Mensagens de vereador preso em operação contra o PCC mostram cobrança de propina: ‘Você é ruim de matemática’

Em mensagem, funcionária de empresário investigado 'presta contas' após retirar quantia supostamente endereçada a vereador
Em mensagem, funcionária de empresário investigado 'presta contas' após retirar quantia supostamente endereçada a vereador — Foto: Reprodução/MP-SP

Mensagens obtidas pelo Grupo de Atuação Especial de Combate ao Crime Organizado (Gaeco), do Ministério Público de São Paulo (MP-SP), revelam que um dos vereadores presos nesta semana em operação que mirou empresas que faturavam contratos públicos em nome do PCC cobrava diretamente pagamentos de um dos principais investigados no esquema.

Os investigadores identificaram conversas entre o vereador de Ferraz de Vasconcelos (SP) Flávio Batista de Souza (Podemos), conhecido como “Inha”, e o empresário Vagner Borges Dias, conhecido como “Latrell Brito”. Latrell, de acordo com a apuração, é dono de empresas que simulavam concorrência em licitações para obter contratos públicos. As divergências entre essas empresas, ainda segundo o MP-SP, eram mediadas pelo PCC.

O relatório da investigação do Gaeco, que está sob sigilo, indica que Inha “tratava diretamente” com Latrell em conversas a respeito da “repartição de valores” em razão de contrato de serviços de limpeza firmado entre uma das empresas do esquema e a Prefeitura de Ferraz de Vasconcelos.

Em junho de 2020, quando Inha era presidente da Câmara dos Vereadores da cidade, o legislador enviou uma mensagem de áudio reclamando dos valores que Latrell estava se dispondo a pagar:

— Então, mas essa sua matemática está errada. Viu como você é ruim de matemática? Como que você ganha tanto dinheiro assim e não sabe fazer conta? Tá, pior que você sabe, né? Por isso você ganha, né? Estou brincando. Latrell, deixa eu te falar. Vou mandar a conta certa para você.

O empresário, então, explica os cálculos que fez para justificar o valor que havia informado. Segundo ele, seriam pagos “7%”, que totalizavam R$ 18.758,68. Essa quantia equivale a exatos 7% dos R$ 267.981,14 que a Prefeitura de Ferraz de Vasconcelos havia pagado no mês anterior para a empresa de Latrell.

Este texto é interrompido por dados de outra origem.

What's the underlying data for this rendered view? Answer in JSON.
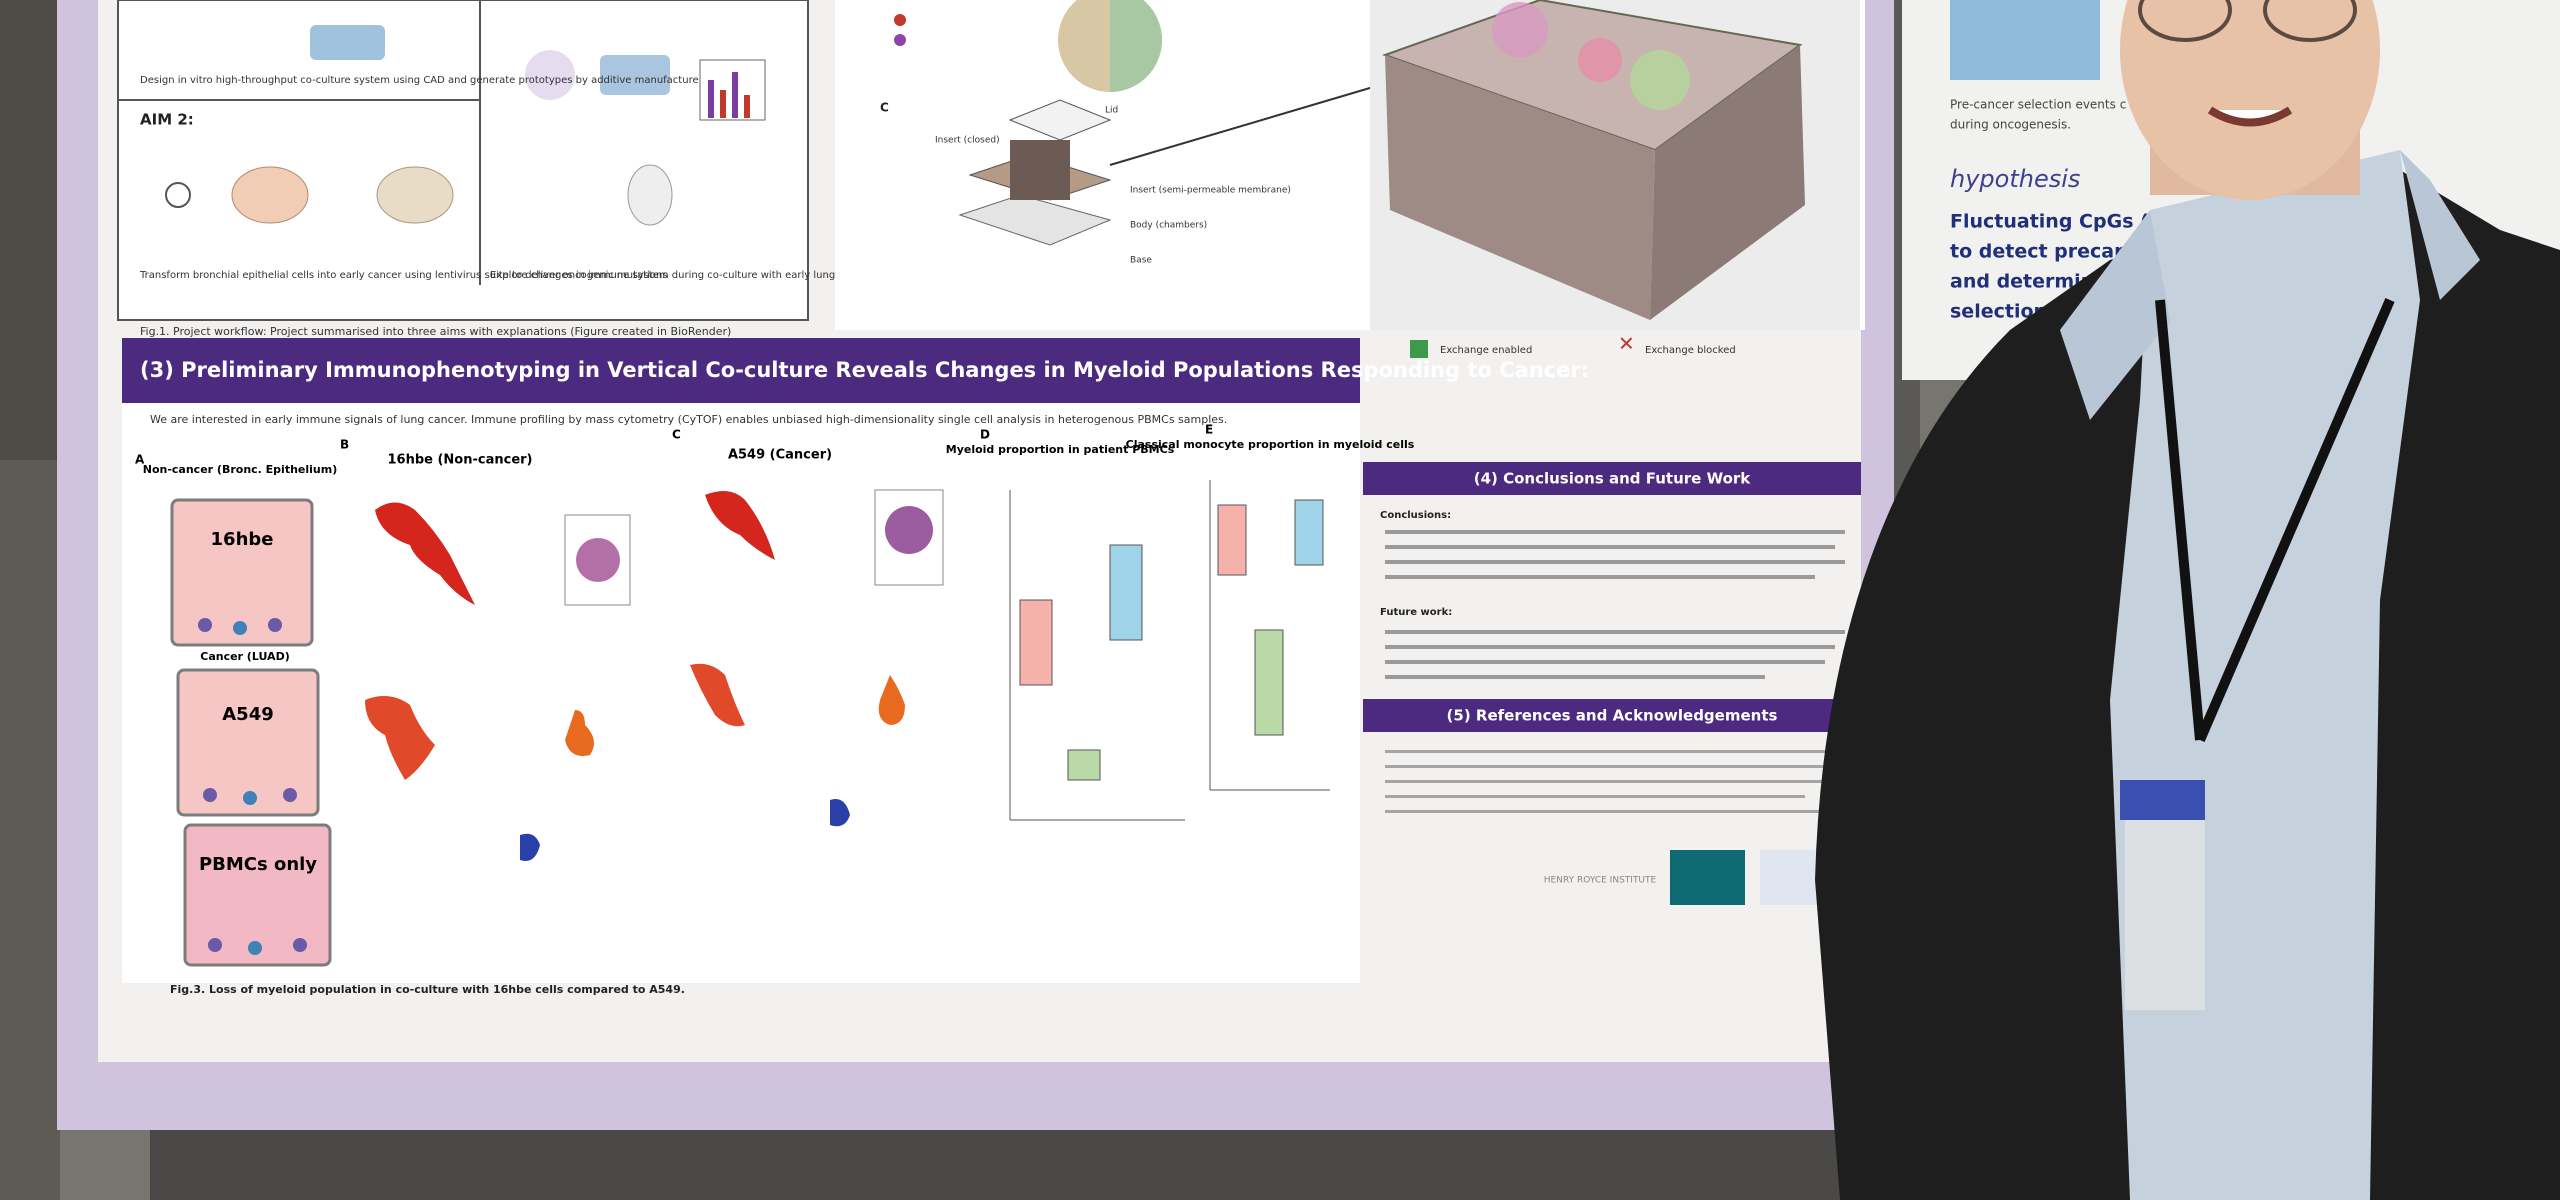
{
  "poster": {
    "workflow": {
      "aim2": "AIM 2:",
      "aim1_text": "Design in vitro high-throughput co-culture system using CAD and generate prototypes by additive manufacture",
      "aim2_text": "Transform bronchial epithelial cells into early cancer using lentivirus suite to deliver oncogenic mutations",
      "aim3_text": "Explore changes in immune system during co-culture with early lung cancer in multi-culture platform",
      "caption": "Fig.1. Project workflow: Project summarised into three aims with explanations (Figure created in BioRender)"
    },
    "design": {
      "panel": "C",
      "labels": [
        "Lid",
        "Insert (closed)",
        "Insert (semi-permeable membrane)",
        "Body (chambers)",
        "Base"
      ],
      "exchange_enabled": "Exchange enabled",
      "exchange_blocked": "Exchange blocked"
    },
    "section3": {
      "title": "(3) Preliminary Immunophenotyping in Vertical Co-culture Reveals Changes in Myeloid Populations Responding to Cancer:",
      "intro": "We are interested in early immune signals of lung cancer. Immune profiling by mass cytometry (CyTOF) enables unbiased high-dimensionality single cell analysis in heterogenous PBMCs samples.",
      "panels": [
        "A",
        "B",
        "C",
        "D",
        "E"
      ],
      "wells": [
        {
          "heading": "Non-cancer (Bronc. Epithelium)",
          "label": "16hbe"
        },
        {
          "heading": "Cancer (LUAD)",
          "label": "A549"
        },
        {
          "heading": "",
          "label": "PBMCs only"
        }
      ],
      "umap_titles": [
        "16hbe (Non-cancer)",
        "A549 (Cancer)"
      ],
      "plot_d_title": "Myeloid proportion in patient PBMCs",
      "plot_e_title": "Classical monocyte proportion in myeloid cells",
      "caption": "Fig.3. Loss of myeloid population in co-culture with 16hbe cells compared to A549."
    },
    "section4": {
      "title": "(4) Conclusions and Future Work",
      "conclusions": "Conclusions:",
      "future": "Future work:"
    },
    "section5": {
      "title": "(5) References and Acknowledgements"
    },
    "logo": "HENRY ROYCE INSTITUTE"
  },
  "right_poster": {
    "text1": "Pre-cancer selection events c",
    "text2": "during oncogenesis.",
    "hypothesis": "hypothesis",
    "lines": [
      "Fluctuating CpGs (fCpGs) c",
      "to detect precancer clo",
      "and determine the",
      "selection"
    ]
  }
}
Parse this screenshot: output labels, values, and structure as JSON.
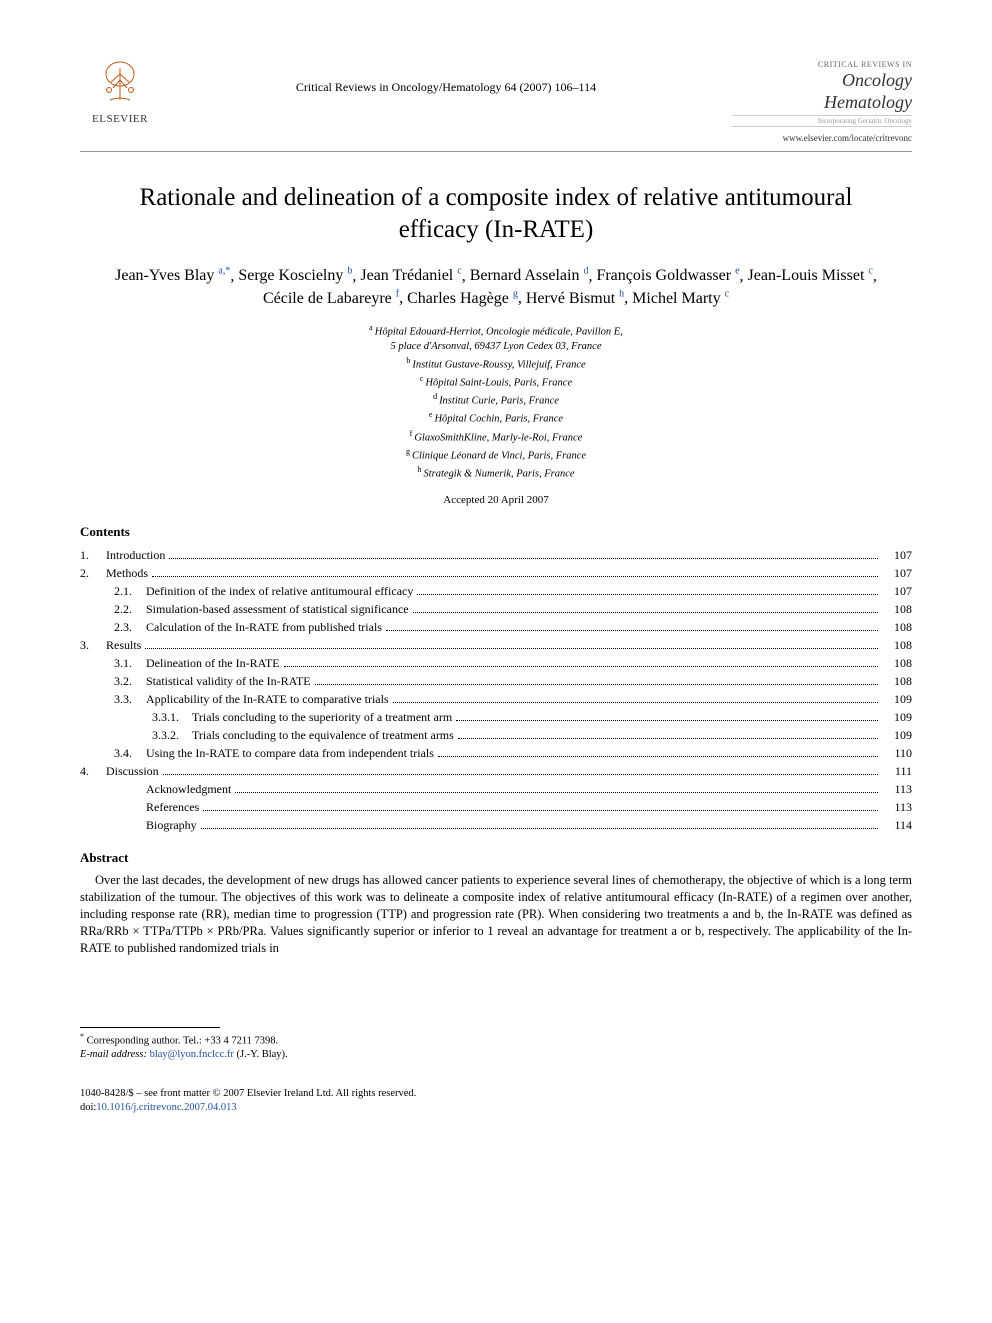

Para o Ministério Público, os contratos firmados pelas empresas investigadas são “ fruto do relacionamento criminoso com agentes públicos e políticos” e a quantia informada pelo empresário ao vereador é “claro percentual do contrato”.

As trocas de mensagens entre os dois investigados prosseguiram nos meses seguintes. Em setembro de 2020, Latrell responde a uma mensagem do vereador perguntando se ele poderia “pegar” em Mogi das Cruzes, sem especificar o quê. Disse: “Está na mão”, no que Inha respondeu: “Vou lá”.

Minutos depois da resposta, Latrell enviou mensagem a uma funcionária de seu escritório: “Separa 17 mil para o Inha. Ele vai buscar aí. Está no meu cofre”. A funcionária então responde com uma foto do cofre aberto, onde se veem maços de cédulas de dinheiro. E presta contas: “Tinha 40. Fica 23 (sic)”.

Os valores negociados entre os investigados eram pagos também por meio de transferências com chave PIX fornecida por um “laranja”, segundo o MP-SP. Os promotores também afirmam que o vereador se preocupava com os rastros digitais que deixava. Após nova cobrança a Latrell, em fevereiro de 2021, Inha orientou o empresário: “Apaga aí”.

As mensagens integram o conjunto de provas apresentadas à Justiça ao pedir a prisão temporária dos dois investigados — o vereador foi preso, enquanto o empresário está foragido. Para os investigadores, o teor das conversas demonstra que havia “notável cobrança do agente político e ânsia que fazia com que os investigados acertassem o pagamento via PIX”.

O GLOBO não conseguiu localizar as defesas do vereador Flávio Batista de Souza nem do empresário Vagner Borges Dias para responder às acusações. O espaço permanece aberto para respostas.